According to Dr. Mainzer, “Individualized medicine is here. It is real and requires participation of many advanced experts across multiple domains. Gaining such level of expertise is very difficult, it requires a lot of time, effort and is a huge personal investment. This is why I believe we must support young people on this path from the very beginning of their career. Even on the relatively simple project of Sophia and Angelynn, it took two undergraduates, one graduate student, two research programmers and a program manager to help them along and make it a success. That is the nature of our discipline: it really does take a village to raise a new expert. I think that Sophia and Angelynn did extremely well, I am so proud of them. Just as I am proud of the Genomics team, who rallied to make it possible.”
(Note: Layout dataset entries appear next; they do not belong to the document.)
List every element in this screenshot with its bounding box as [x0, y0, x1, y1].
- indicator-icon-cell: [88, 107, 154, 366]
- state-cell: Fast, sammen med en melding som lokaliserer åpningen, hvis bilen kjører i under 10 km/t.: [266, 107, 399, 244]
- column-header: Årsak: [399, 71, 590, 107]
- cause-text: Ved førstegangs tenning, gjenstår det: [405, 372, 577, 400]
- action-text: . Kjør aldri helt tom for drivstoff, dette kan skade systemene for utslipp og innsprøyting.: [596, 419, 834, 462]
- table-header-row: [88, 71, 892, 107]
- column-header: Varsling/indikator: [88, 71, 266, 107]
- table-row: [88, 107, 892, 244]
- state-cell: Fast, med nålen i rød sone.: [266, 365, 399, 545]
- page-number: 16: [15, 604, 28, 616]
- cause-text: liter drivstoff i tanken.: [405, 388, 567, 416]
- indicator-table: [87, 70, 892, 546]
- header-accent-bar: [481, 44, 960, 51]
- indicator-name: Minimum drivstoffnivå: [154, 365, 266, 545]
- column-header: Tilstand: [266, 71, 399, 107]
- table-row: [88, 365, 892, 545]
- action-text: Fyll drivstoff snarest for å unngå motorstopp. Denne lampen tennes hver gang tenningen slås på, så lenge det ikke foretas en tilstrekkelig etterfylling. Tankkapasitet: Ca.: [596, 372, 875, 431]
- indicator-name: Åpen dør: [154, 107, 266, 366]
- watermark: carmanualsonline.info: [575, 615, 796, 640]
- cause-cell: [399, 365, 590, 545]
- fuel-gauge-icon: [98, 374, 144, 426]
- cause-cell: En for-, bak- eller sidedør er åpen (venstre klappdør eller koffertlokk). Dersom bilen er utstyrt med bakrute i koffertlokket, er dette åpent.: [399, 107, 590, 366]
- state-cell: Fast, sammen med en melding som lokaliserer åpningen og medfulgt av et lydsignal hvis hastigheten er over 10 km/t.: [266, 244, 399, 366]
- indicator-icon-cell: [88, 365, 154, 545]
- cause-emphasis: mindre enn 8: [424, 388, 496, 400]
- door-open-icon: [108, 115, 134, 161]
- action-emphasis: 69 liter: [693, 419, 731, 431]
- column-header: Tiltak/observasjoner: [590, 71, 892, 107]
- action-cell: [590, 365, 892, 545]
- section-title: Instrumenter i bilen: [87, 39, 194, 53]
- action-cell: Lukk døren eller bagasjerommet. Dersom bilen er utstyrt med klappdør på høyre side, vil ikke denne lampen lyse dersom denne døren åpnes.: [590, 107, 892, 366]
For these budding researchers, their Frankel Scholars experience with NCSA has been unique. Angelynn is fascinated by the intersection of biology and computer science, and as she studies for the ACT, she is excited at the prospect of pursuing these interdisciplinary studies. Sophia, as only a freshman, has found that biology goes beyond wet lab experiments and is looking forward to exploring further opportunities in computational sciences. They both agree that balancing this program with their high school commitments has not been without its challenges, but through the unwavering support of Dr. Mainzer and experiences like the NMBIST Symposium, it has surely been worth their while.